Bud Clay (Vincent Gallo) is a motorcycle racer, he spends countless hours on a track, driving in circles at high speeds. His latest race was in New Hampshire, but now he has to travel across the country for his next run, at a track in California. He has five days to make his trek across the nation, but his mind isn’t on the race, he is consumed with the thoughts of lost love. His true love Daisy is all he thinks about, especially the last time he saw her, as he might never see him again. As much as he wants to erase those memories, he wants more to have her back, as impossible as that might be. So he begins his journey and on the road, tries to replace Daisy with any woman he happens to meet. He spins the tale of his road trip and implores them to join him, so he isn’t often alone. But he ends up leaving them behind soon after they agree, as none of them can replace can his one true love. Can he somehow put the past behind him, or will he have to face his past one last time and do whatever must be done to preserve his future?
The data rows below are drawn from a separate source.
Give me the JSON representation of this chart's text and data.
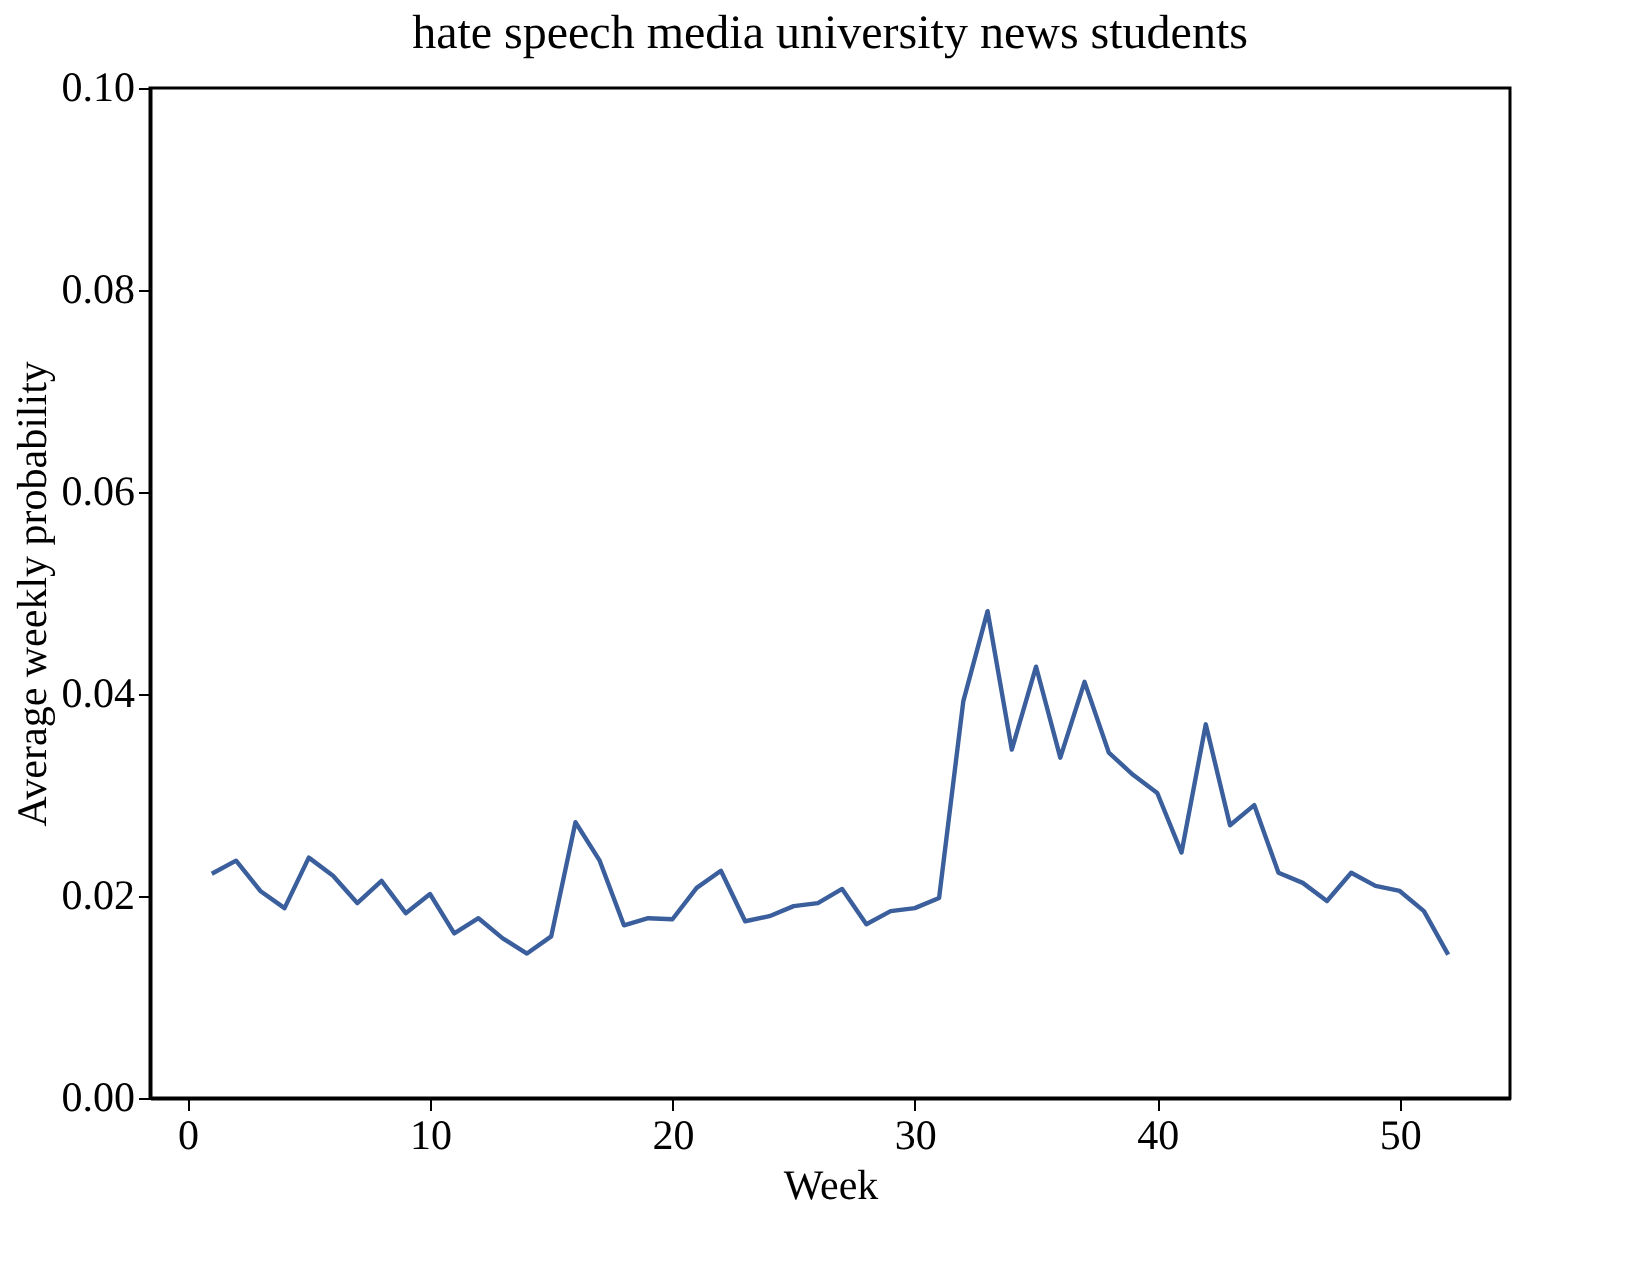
{
  "chart_data": {
    "type": "line",
    "title": "hate speech media university news students",
    "xlabel": "Week",
    "ylabel": "Average weekly probability",
    "x": [
      1,
      2,
      3,
      4,
      5,
      6,
      7,
      8,
      9,
      10,
      11,
      12,
      13,
      14,
      15,
      16,
      17,
      18,
      19,
      20,
      21,
      22,
      23,
      24,
      25,
      26,
      27,
      28,
      29,
      30,
      31,
      32,
      33,
      34,
      35,
      36,
      37,
      38,
      39,
      40,
      41,
      42,
      43,
      44,
      45,
      46,
      47,
      48,
      49,
      50,
      51,
      52
    ],
    "series": [
      {
        "color": "#3a5f9c",
        "values": [
          0.0222,
          0.0235,
          0.0205,
          0.0188,
          0.0238,
          0.022,
          0.0193,
          0.0215,
          0.0183,
          0.0202,
          0.0163,
          0.0178,
          0.0158,
          0.0143,
          0.016,
          0.0273,
          0.0235,
          0.0171,
          0.0178,
          0.0177,
          0.0208,
          0.0225,
          0.0175,
          0.018,
          0.019,
          0.0193,
          0.0207,
          0.0172,
          0.0185,
          0.0188,
          0.0198,
          0.0393,
          0.0482,
          0.0345,
          0.0427,
          0.0337,
          0.0412,
          0.0342,
          0.032,
          0.0302,
          0.0243,
          0.037,
          0.027,
          0.029,
          0.0223,
          0.0213,
          0.0195,
          0.0223,
          0.021,
          0.0205,
          0.0185,
          0.0142
        ]
      }
    ],
    "xlim": [
      -1.55,
      54.55
    ],
    "xticks": [
      0,
      10,
      20,
      30,
      40,
      50
    ],
    "ylim": [
      0,
      0.1
    ],
    "yticks": [
      {
        "value": 0,
        "label": "0.00"
      },
      {
        "value": 0.02,
        "label": "0.02"
      },
      {
        "value": 0.04,
        "label": "0.04"
      },
      {
        "value": 0.06,
        "label": "0.06"
      },
      {
        "value": 0.08,
        "label": "0.08"
      },
      {
        "value": 0.1,
        "label": "0.10"
      }
    ],
    "grid": false,
    "marker": "none",
    "line_style": "solid"
  }
}
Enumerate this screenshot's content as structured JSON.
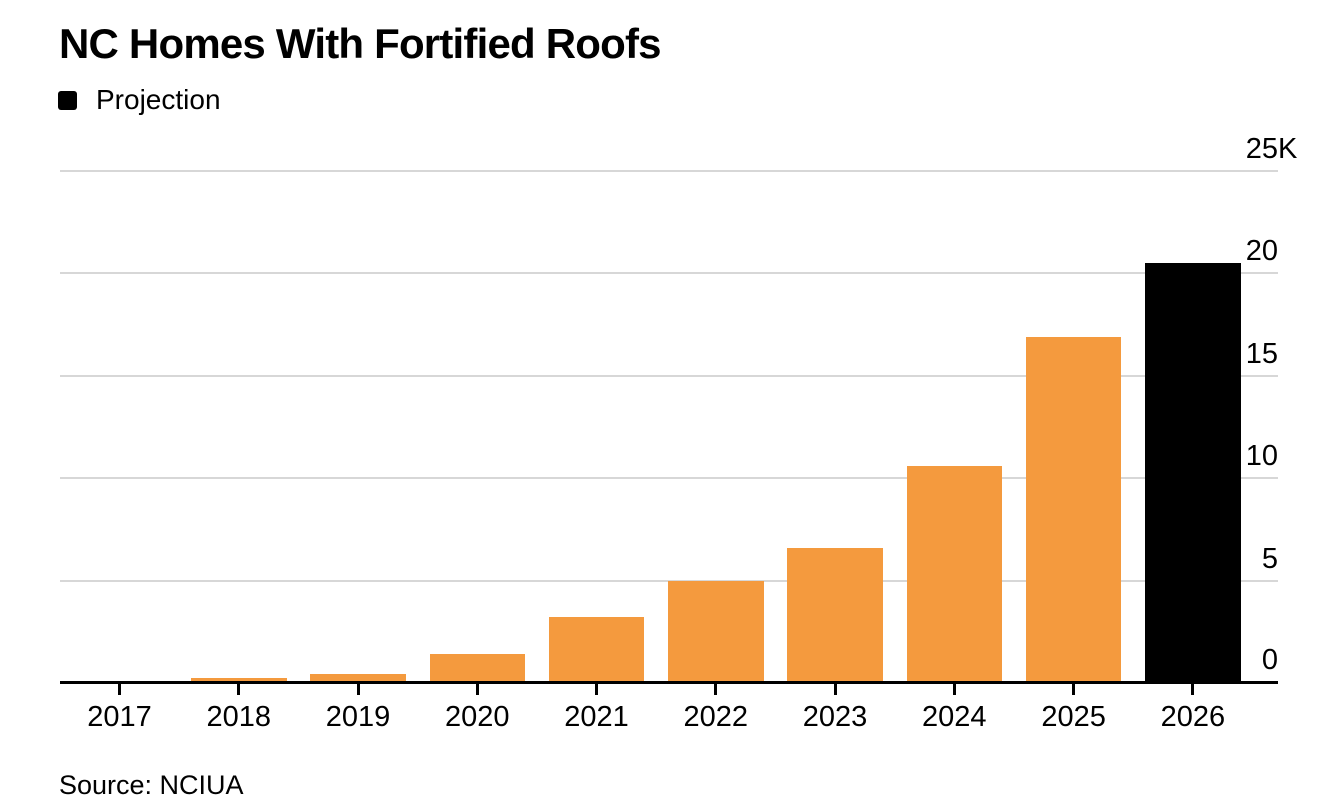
{
  "header": {
    "title": "NC Homes With Fortified Roofs"
  },
  "legend": {
    "items": [
      {
        "label": "Projection",
        "color": "#000000"
      }
    ]
  },
  "source": {
    "text": "Source: NCIUA"
  },
  "colors": {
    "bar": "#F49A3E",
    "projection_bar": "#000000",
    "gridline": "#d7d7d7",
    "axis": "#000000",
    "text": "#000000",
    "background": "#ffffff"
  },
  "chart_data": {
    "type": "bar",
    "title": "NC Homes With Fortified Roofs",
    "categories": [
      "2017",
      "2018",
      "2019",
      "2020",
      "2021",
      "2022",
      "2023",
      "2024",
      "2025",
      "2026"
    ],
    "values": [
      0.07,
      0.25,
      0.45,
      1.4,
      3.2,
      5.0,
      6.6,
      10.6,
      16.9,
      20.5
    ],
    "value_unit": "K",
    "projection_categories": [
      "2026"
    ],
    "xlabel": "",
    "ylabel": "",
    "ylim": [
      0,
      25
    ],
    "yticks": [
      {
        "value": 0,
        "label": "0",
        "suffix": ""
      },
      {
        "value": 5,
        "label": "5",
        "suffix": ""
      },
      {
        "value": 10,
        "label": "10",
        "suffix": ""
      },
      {
        "value": 15,
        "label": "15",
        "suffix": ""
      },
      {
        "value": 20,
        "label": "20",
        "suffix": ""
      },
      {
        "value": 25,
        "label": "25",
        "suffix": "K"
      }
    ],
    "grid": true,
    "axis_side": "right",
    "legend_position": "top-left",
    "legend_entries": [
      "Projection"
    ]
  }
}
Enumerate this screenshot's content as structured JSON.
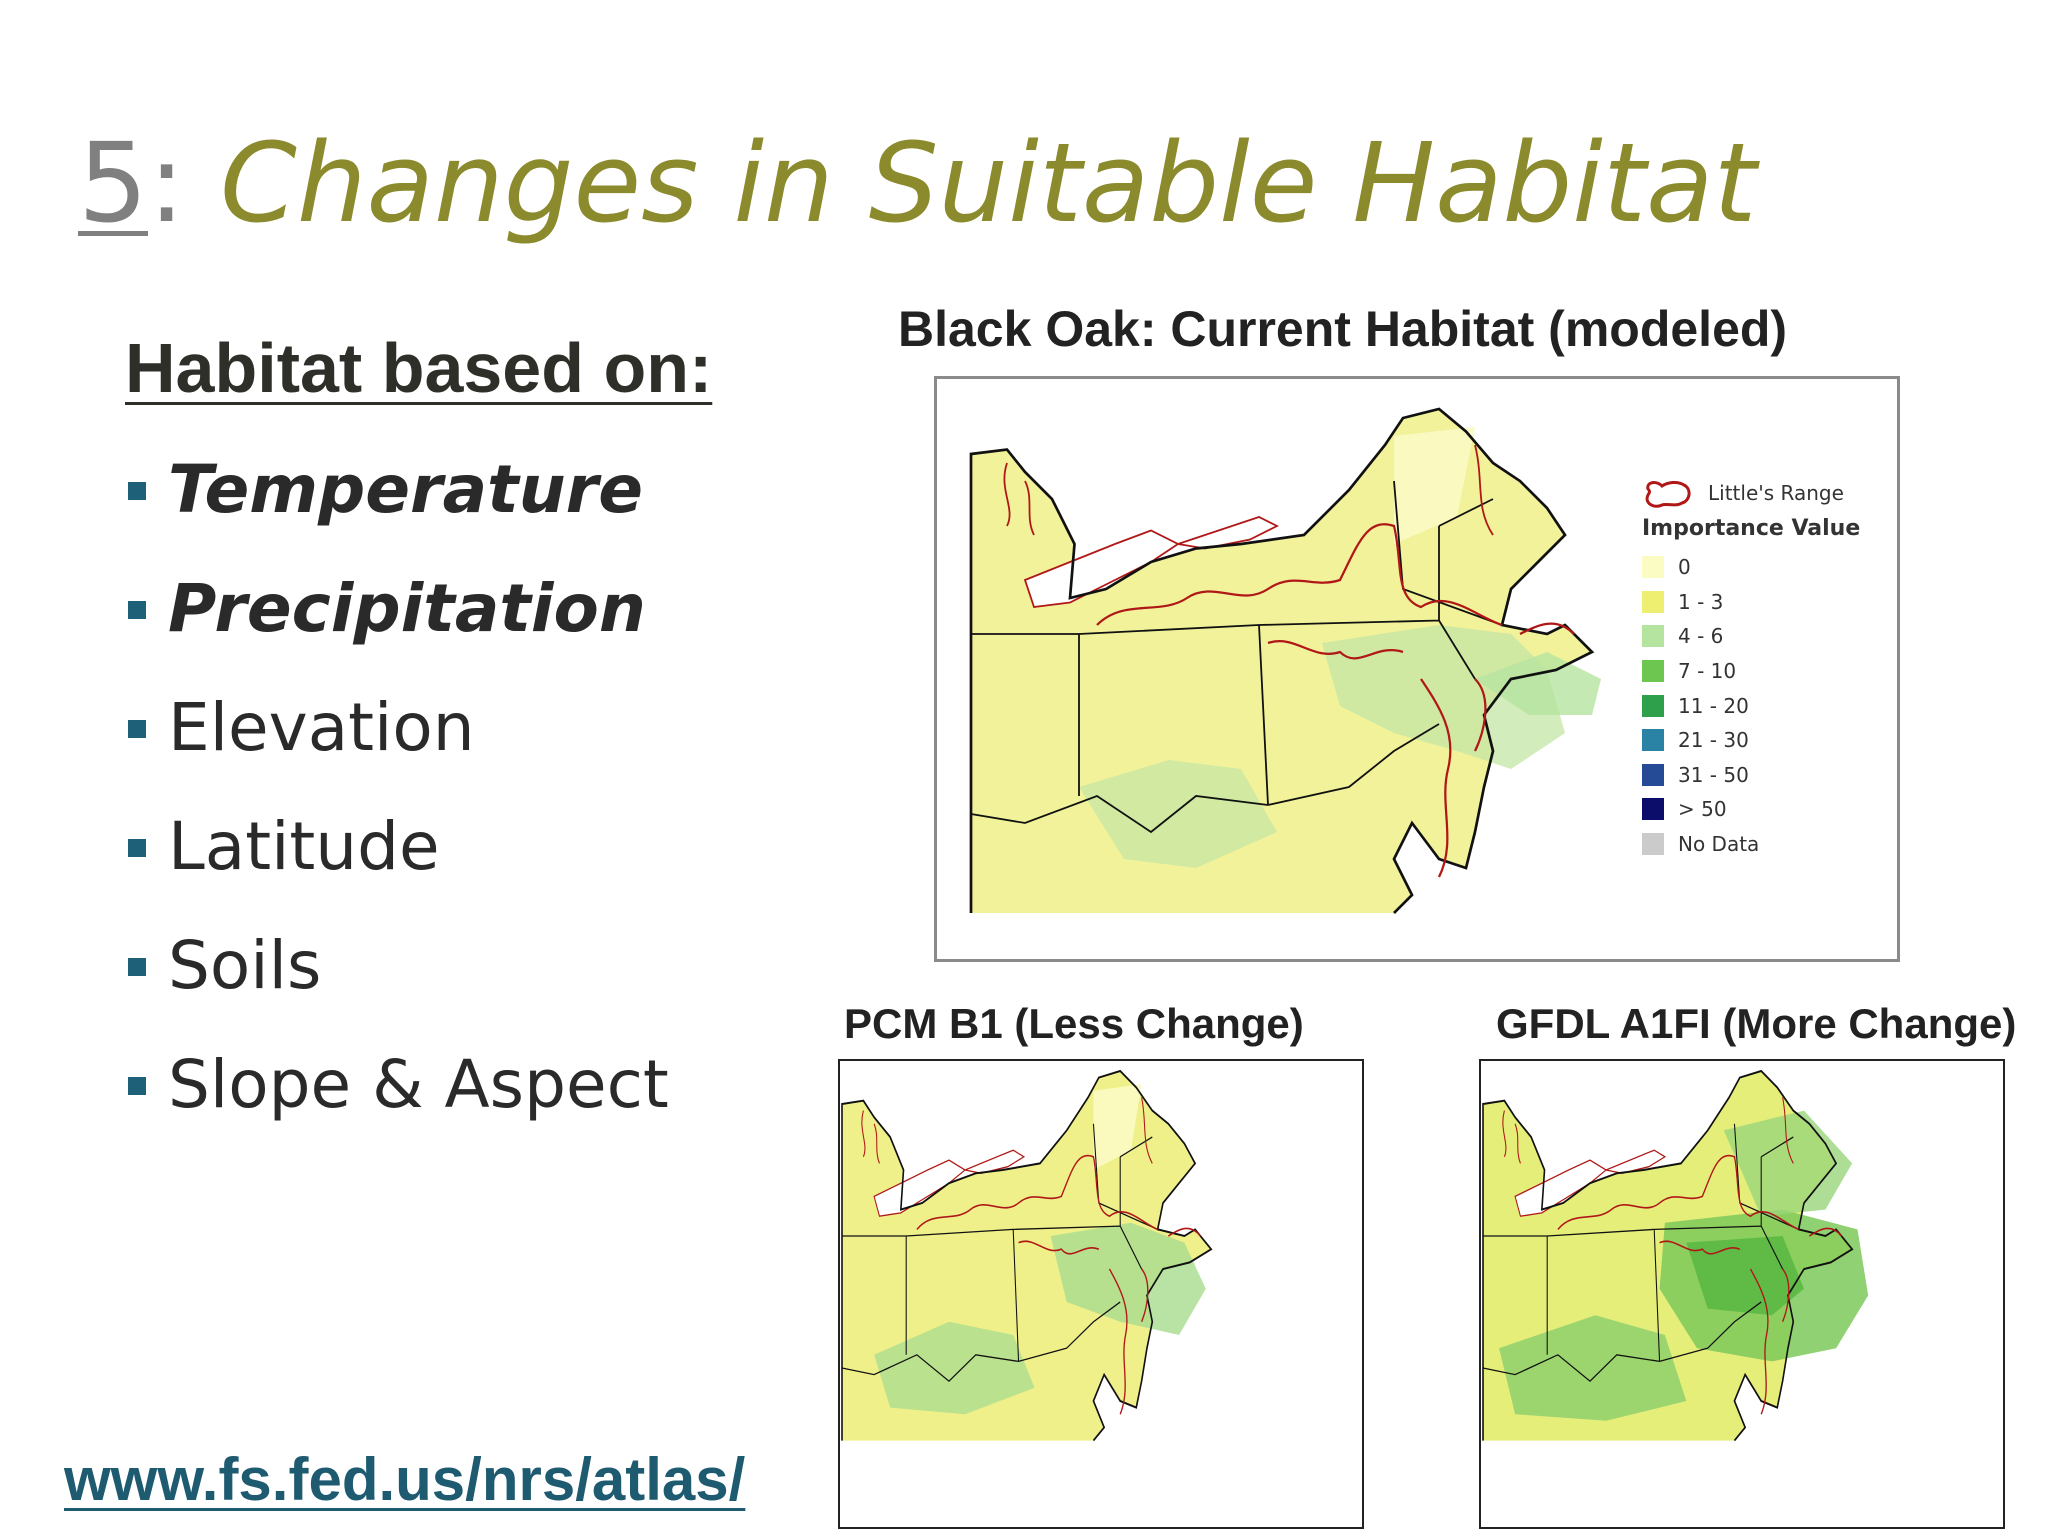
{
  "slide": {
    "title_number": "5",
    "title_colon": ":",
    "title_text": "Changes in Suitable Habitat"
  },
  "left": {
    "heading": "Habitat based on:",
    "factors": [
      {
        "label": "Temperature",
        "emphasis": true
      },
      {
        "label": "Precipitation",
        "emphasis": true
      },
      {
        "label": "Elevation",
        "emphasis": false
      },
      {
        "label": "Latitude",
        "emphasis": false
      },
      {
        "label": "Soils",
        "emphasis": false
      },
      {
        "label": "Slope & Aspect",
        "emphasis": false
      }
    ],
    "url": "www.fs.fed.us/nrs/atlas/"
  },
  "maps": {
    "current": {
      "caption": "Black Oak: Current Habitat (modeled)"
    },
    "pcm": {
      "caption": "PCM B1 (Less Change)"
    },
    "gfdl": {
      "caption": "GFDL A1FI (More Change)"
    }
  },
  "legend": {
    "range_label": "Little's Range",
    "range_color": "#b01818",
    "title": "Importance Value",
    "classes": [
      {
        "label": "0",
        "color": "#fbfbc4"
      },
      {
        "label": "1 - 3",
        "color": "#eeee70"
      },
      {
        "label": "4 - 6",
        "color": "#b5e3a0"
      },
      {
        "label": "7 - 10",
        "color": "#6cc650"
      },
      {
        "label": "11 - 20",
        "color": "#2ea04c"
      },
      {
        "label": "21 - 30",
        "color": "#2a82a4"
      },
      {
        "label": "31 - 50",
        "color": "#254a96"
      },
      {
        "label": "> 50",
        "color": "#0c0c6a"
      },
      {
        "label": "No Data",
        "color": "#cbcbcb"
      }
    ]
  },
  "colors": {
    "title_accent": "#8b8a2c",
    "bullet": "#1d6078",
    "url": "#1e5b70"
  }
}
A single scene can often define a motion picture. In the case of The Brown Bunny, a single scene not only defined the motion picture, but potentially overshadowed the entire project. If an audience goes in just to see one controversial sequence, what comes before or after can be washed over. The Brown Bunny, as I am sure we all know, involves a scene of actual oral sex, performed by the billed stars. I guess I don’t shock easy or am just used to seeing graphic sexuality in cinema, as I didn’t think twice about the scene in question. I think the scene does make sense within the film’s framework, so the inclusion is not a problem. Now if you’re offended by seeing such an act performed, that’s understandable. But enough about that one scene. The rest of the film is nondescript, a basic and structured road movie. I wasn’t impressed, but I wasn’t disappointed. I wouldn’t call The Brown Bunny a movie that is a must see, but if you’re curious about the controversial scene, then rest assured there is more to the flick than a man’s cock.
Video: How does it look?
The Brown Bunny is presented in 1.66:1 anamorphic widescreen. This was not shot on high end stock, so the image isn’t as refined and pristine as you might expect. But this is part and parcel with the methods used, so for what it is, the transfer looks quite good. The print is grainy, much more than you would ever expect on a new release, but again, this is intentional. You’ll also see some print debris from time to time, but not enough to wash out the visuals. The colors don’t pop and contrast is on the soft side, but in this case, you can’t complain, because that is how it should be. If you’ve seen a lot of movies from the 70s, then you know about what to expect here, as that was the intended visual design.
Audio: How does it sound?
This is a Superbit DVD and as such, Sony has conjured up Dolby Digital and DTS option, both offering 5.0 surround experiences. But this is not the kind of movie that needs this much audio attention. There is barely any audio to mention, even dialogue is sparse. There is minimal music, minimal background noise, and I said already, minimal dialogue. So don’t expect to much hear much at all from these soundtracks, let alone any kind of dynamic surround presence. The dialogue sounds like it did in theaters, a little too soft, but that holds true to the theatrical presentation, so no worries. This disc also includes subtitles in English and French.
Supplements: What are the extras?
This disc includes two of the film’s theatrical trailers.